Días después, mis tíos volvieron a la casa de la abuela. La familia se había preocupado y su molestia partía por la botella de vino que le habíamos llevado a la señora. Pues al parecer le había caído un poco mal y comenzó a delirar rememorando tiempos de guerra, además de comenzar a hablar con su esposo, que ya había fallecido hacía muchos años atrás.

Se juntaron todos los hermanos del tío, señores serios que discutían por la conducta de la abuela. La señora estaba contenta de volverme a ver y me hablaba en alemán. Yo no estaba muy cómodo porque sabía que todo lo habíamos ocasionado con mi tía, por llevarle la botella de vino. Pero a la señora no parecía importarle tanto como hablarme a mí, a su sobrino escritor que venía de sudamérica. Estaba también su nieto que usualmente cuidaba a la abuela, pero más interés era estar con la novia a solas en casa, mientras la abuela estaba a buen recaudo. Pero todos quedaron preocupados con el vino y con los delirios de la señora.

A los pocos días la señora se cayó y fuimos con mi tía al hospital. La señora estaba muy molesta y tenía un parche grande en la cabeza. Aún así se puso muy contenta de verme y me habló con la misma naturalidad que siempre tuvo. Pero estaba muy molesta con el tío, porque él siendo médico había permitido que la internen.

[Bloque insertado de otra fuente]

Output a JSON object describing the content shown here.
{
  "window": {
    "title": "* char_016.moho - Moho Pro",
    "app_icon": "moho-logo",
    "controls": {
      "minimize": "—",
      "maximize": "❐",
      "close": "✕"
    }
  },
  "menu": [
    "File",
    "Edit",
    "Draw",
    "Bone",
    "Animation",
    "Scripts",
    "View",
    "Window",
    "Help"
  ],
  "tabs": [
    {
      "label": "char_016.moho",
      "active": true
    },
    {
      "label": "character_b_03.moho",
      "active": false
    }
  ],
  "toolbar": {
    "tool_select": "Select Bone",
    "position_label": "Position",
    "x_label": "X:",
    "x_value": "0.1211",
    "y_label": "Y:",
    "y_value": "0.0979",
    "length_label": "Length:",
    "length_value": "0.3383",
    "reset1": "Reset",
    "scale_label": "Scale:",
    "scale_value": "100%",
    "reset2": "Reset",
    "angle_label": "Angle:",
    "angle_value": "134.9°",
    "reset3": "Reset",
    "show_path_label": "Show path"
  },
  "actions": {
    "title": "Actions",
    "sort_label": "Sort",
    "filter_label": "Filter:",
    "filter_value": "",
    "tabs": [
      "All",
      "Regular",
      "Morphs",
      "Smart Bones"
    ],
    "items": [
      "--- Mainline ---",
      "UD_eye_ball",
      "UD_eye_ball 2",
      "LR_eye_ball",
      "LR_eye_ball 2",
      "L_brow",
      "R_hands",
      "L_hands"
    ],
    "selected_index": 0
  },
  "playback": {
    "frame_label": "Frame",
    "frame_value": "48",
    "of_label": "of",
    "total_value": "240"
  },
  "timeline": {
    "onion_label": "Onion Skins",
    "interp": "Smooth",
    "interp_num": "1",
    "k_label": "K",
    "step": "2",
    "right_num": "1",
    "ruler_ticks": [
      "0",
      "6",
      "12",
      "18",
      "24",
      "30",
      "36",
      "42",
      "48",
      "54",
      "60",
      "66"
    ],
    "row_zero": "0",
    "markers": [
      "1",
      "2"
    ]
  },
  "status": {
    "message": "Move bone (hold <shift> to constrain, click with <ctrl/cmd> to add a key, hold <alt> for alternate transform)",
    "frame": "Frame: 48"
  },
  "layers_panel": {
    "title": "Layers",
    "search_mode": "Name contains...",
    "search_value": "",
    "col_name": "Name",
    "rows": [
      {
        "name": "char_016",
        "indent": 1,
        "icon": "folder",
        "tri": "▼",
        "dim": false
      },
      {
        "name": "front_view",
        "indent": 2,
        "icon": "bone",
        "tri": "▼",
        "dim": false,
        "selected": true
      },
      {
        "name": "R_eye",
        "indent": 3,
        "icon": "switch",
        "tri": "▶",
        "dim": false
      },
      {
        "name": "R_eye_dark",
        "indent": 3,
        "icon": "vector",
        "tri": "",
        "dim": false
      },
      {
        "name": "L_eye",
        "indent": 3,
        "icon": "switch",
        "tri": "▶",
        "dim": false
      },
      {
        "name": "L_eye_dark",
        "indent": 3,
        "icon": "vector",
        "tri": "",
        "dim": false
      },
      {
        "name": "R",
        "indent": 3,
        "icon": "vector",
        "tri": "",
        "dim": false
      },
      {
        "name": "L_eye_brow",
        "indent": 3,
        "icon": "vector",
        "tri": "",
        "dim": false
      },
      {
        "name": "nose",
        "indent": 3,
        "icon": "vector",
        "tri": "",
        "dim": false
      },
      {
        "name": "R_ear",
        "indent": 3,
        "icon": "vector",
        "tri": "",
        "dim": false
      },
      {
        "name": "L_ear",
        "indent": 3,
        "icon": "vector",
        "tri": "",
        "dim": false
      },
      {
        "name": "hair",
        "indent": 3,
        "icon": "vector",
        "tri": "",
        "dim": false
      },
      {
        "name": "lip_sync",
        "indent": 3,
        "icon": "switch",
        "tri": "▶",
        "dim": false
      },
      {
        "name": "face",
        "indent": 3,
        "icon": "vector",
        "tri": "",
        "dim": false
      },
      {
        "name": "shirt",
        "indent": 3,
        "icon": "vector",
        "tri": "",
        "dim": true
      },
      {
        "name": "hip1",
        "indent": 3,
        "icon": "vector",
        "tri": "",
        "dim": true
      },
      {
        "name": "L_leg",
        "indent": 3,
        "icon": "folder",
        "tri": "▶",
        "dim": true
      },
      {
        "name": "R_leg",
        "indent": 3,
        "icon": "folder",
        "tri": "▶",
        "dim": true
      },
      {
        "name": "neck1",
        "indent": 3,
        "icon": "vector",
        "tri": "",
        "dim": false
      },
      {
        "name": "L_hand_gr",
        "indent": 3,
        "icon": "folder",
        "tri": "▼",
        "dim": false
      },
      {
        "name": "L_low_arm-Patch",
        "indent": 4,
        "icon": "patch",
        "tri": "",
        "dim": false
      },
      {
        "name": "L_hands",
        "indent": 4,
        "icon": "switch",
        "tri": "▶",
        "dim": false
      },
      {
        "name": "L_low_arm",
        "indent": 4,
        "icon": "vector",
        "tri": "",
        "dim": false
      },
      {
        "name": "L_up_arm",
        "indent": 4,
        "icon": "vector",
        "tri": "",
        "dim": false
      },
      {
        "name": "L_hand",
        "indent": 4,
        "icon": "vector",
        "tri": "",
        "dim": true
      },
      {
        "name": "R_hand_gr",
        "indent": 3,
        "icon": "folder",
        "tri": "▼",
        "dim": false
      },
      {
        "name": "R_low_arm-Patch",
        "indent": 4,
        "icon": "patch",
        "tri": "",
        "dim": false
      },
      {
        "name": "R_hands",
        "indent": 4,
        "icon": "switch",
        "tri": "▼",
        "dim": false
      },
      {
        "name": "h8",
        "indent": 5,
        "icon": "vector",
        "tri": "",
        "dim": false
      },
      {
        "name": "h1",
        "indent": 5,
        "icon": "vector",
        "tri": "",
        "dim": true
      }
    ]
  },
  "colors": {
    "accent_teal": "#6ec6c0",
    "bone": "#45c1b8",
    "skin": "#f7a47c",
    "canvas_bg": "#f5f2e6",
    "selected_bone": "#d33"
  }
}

Lo peor de todo era que por ser una anciana sumando sus delirios de guerra y la presencia del esposo que ya había muerrto, la mandaron al pabellón siquiátrico, donde pasaba la tarde en una gran sala de juegos con yonquis con cara de asesinos, gringas locas con cicatrices frescas en las muñecas. Todos fumaban cigarrillos, pero tenían café y gaseosas libre. La señora estaba molesta porque ella quería estar en su casa, y me lo reclamaba a mí que no le entendía nada. Pero el tío siendo médico podía haber hecho algo, decía la señora. Aunque yo no le entendía. Conocer el hospital siquiátrico en Alemania fue parte de ese turismo que me marca como viajero.

Cuando vayas a Perú, te llevaré a comer cebiche frente al mar, tío. Le decía. Pero cuando vino mi tío a Perú con mi tía yo estaba internado en un hospital siquiátrico, batallando con mis miedos. No me pudieron ver. Mi tío ya no volvió más a Perú. Solo mi tía. Mi tío fue un excepcional anfitrión y me hubiese encantado ser igual de amistoso.